Если в первых двух «чудесах» формальное сохранение житийного канона создает парадоксальное напряжение между художественной формой и смыслом, то в последнем – «О чуде, происшедшем в Пепельную среду» (1924) – игровое, «камуфляжное» отношение автора к чуду переводит его в профанный план. Жанровое обозначение произведения мотивирует возможность невероятного события – рождения ребенка у мужчины. Но эпатажный замысел нельзя исчерпать только пародией на гомосексуальную линию в современной русской литературе (или творческим «состязанием» с А. Ремизовым и М. Кузминым[296]

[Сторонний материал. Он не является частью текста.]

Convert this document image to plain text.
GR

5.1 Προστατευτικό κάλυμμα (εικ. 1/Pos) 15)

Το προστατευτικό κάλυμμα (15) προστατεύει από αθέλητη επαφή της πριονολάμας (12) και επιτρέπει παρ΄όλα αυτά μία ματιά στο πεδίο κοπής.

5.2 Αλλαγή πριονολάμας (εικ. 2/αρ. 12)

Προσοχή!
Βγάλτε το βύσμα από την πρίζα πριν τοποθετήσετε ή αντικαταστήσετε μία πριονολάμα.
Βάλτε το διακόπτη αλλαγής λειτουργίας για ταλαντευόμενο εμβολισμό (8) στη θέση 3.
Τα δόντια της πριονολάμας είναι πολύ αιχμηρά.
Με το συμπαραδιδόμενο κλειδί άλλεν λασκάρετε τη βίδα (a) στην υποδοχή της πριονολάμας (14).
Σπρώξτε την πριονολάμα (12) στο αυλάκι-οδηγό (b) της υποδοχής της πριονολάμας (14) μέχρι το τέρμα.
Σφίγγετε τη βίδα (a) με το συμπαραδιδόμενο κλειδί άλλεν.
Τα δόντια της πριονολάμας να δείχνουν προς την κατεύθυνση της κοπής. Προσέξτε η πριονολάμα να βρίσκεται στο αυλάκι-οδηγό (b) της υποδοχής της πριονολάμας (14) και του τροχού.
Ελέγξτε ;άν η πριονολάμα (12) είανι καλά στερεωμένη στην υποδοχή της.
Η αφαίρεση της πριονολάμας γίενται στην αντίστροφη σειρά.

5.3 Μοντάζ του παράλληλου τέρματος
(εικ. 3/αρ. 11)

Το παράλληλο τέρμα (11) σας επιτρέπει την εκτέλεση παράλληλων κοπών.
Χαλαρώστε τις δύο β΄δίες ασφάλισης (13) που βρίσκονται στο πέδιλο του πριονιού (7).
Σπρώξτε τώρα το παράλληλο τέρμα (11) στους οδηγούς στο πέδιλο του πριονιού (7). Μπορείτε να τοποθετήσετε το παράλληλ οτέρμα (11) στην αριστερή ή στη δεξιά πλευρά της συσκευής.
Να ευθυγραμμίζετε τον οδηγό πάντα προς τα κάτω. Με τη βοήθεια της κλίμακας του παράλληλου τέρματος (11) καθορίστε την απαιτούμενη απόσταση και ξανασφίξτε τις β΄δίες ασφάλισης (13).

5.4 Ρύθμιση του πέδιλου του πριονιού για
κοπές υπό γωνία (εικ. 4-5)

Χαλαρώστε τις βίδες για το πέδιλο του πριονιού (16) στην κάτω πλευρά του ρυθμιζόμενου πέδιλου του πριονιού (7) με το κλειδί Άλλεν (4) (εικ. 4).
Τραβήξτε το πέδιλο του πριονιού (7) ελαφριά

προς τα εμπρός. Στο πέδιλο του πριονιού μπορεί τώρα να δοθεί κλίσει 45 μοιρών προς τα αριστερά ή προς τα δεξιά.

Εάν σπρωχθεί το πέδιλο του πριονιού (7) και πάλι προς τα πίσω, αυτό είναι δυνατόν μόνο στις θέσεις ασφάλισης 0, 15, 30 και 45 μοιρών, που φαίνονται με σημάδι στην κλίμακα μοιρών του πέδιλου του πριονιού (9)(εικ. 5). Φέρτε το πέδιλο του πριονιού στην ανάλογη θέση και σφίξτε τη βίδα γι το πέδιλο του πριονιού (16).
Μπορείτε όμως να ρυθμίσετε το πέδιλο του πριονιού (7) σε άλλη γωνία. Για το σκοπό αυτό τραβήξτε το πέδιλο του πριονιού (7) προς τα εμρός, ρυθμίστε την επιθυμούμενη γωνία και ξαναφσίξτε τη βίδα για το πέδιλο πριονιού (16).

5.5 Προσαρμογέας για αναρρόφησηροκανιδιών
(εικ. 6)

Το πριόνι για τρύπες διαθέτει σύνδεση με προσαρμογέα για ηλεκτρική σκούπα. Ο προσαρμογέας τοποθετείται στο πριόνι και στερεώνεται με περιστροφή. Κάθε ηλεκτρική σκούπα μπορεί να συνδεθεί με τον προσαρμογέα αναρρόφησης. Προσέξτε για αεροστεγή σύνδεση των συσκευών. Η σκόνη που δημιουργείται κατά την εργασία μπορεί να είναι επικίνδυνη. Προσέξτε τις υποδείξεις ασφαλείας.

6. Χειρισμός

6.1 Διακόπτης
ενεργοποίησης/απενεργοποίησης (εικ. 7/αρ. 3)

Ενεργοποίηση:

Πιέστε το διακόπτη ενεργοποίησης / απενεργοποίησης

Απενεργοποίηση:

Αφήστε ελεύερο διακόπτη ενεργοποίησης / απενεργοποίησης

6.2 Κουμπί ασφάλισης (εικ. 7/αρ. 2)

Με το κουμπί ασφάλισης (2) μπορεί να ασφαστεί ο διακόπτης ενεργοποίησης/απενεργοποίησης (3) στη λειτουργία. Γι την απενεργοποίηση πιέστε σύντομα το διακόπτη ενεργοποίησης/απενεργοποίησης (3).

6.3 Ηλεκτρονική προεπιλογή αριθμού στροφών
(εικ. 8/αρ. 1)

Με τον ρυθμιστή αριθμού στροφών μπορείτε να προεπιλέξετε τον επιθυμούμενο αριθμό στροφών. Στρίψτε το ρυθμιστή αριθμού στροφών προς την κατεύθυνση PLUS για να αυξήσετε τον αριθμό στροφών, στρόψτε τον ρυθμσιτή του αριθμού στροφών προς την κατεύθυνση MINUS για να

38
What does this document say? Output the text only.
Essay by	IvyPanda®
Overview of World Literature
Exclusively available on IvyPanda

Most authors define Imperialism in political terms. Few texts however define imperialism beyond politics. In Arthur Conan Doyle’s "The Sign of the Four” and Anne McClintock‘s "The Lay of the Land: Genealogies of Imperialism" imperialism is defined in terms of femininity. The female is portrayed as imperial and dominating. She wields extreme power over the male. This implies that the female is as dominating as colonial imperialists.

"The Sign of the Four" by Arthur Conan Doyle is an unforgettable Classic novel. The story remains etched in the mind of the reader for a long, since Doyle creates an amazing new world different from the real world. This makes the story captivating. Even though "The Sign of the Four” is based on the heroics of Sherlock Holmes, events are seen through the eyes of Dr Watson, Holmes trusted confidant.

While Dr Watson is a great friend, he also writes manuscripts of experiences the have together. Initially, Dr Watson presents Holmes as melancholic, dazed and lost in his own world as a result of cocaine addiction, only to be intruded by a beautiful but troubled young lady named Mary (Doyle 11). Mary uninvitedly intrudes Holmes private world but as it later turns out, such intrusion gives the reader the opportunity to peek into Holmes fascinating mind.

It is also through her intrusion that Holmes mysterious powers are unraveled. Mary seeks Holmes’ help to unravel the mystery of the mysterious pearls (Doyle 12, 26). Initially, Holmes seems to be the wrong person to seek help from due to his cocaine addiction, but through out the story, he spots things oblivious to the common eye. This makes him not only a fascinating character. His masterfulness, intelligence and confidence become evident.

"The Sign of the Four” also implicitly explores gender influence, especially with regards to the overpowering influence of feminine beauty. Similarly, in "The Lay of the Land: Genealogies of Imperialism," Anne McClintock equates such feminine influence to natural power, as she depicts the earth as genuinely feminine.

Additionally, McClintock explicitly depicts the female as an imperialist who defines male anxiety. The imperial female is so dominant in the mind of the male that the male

). Рассказ имеет метатекстовую структуру. Во-первых, в нем воплощаются мифологические представления автора о вечном природном круговороте жизни. Высшие силы, и не без участия дьявольских (настойчиво подчеркиваются рыжие рожки и козьи глаза доктора Войчека, который помог появиться ребенку на свет и «свято хранил тайну чуда»), дали жизни каноника Симплиция смысл в продолжении, что само по себе счастье (мальчика зовут Феликс, «счастливый»). Смерть каноника – это одновременно и вечное возрождение: «Каноник последний раз увидел: огромный, как у архиепископа, лоб Феликса, рыжие рожки доктора, что-то светлое – как слезы – в его козьих глазах, и, как это ни странно, канонику показалось, что доктор Войчек сквозь слезы смеется. Впрочем, все это смутно, издали, сквозь сон: младенец уже засыпал» [С. 546]. Во-вторых, «чудо» о канонике Симплиции может быть прочитано и сквозь психоаналитическую призму, как сублимация автором нереализованных отцовских чувств. Известно, что у Замятиных не было детей, и они создали культ двух кукол – Ростислава и Миши. В этой игре в Ростислава и Мишу участвовали и друзья дома. Имена кукол упоминаются не только в письмах Евгения Ивановича к жене, но и в корреспонденции «серапионов» и А. А. Ахматовой.[297] И, наконец, произведение является последней частью триптиха о творчестве как чудесном рождении органического целого по аналогии с божественным творением.[298] Осознание чуда творчества у Замятина связывается с наступлением энтропийной эпохи цивилизации: католичество как синоним выхолощенного, догматического существования[299] приходит на смену языческим и христианским метафорам двух предыдущих произведений. Появление ребенка у правоверного («молчащего») архиепископа Бенедикта и отмеченного печатью детскости (т. е. незаурядности, свободы – в художественной системе Замятина) каноника Симплиция («простой, ясный») – у «целостного» человека – это травестирование символистской концепции творчества. Искусство у Замятина не только иррационально (доктор Войчек, принимавший роды, не может научно объяснить появление ребенка у мужчины), внерелигиозно (рождение Феликса происходит в первый день католического поста – в Пепельную среду), но и телесно воплощено, оформлено (тогда как для символиста процесс воплощения не является определяющим: рождение от «андрогина» чудесно невозможно, избыточно).Таким образом, «нечестивые рассказы»[300]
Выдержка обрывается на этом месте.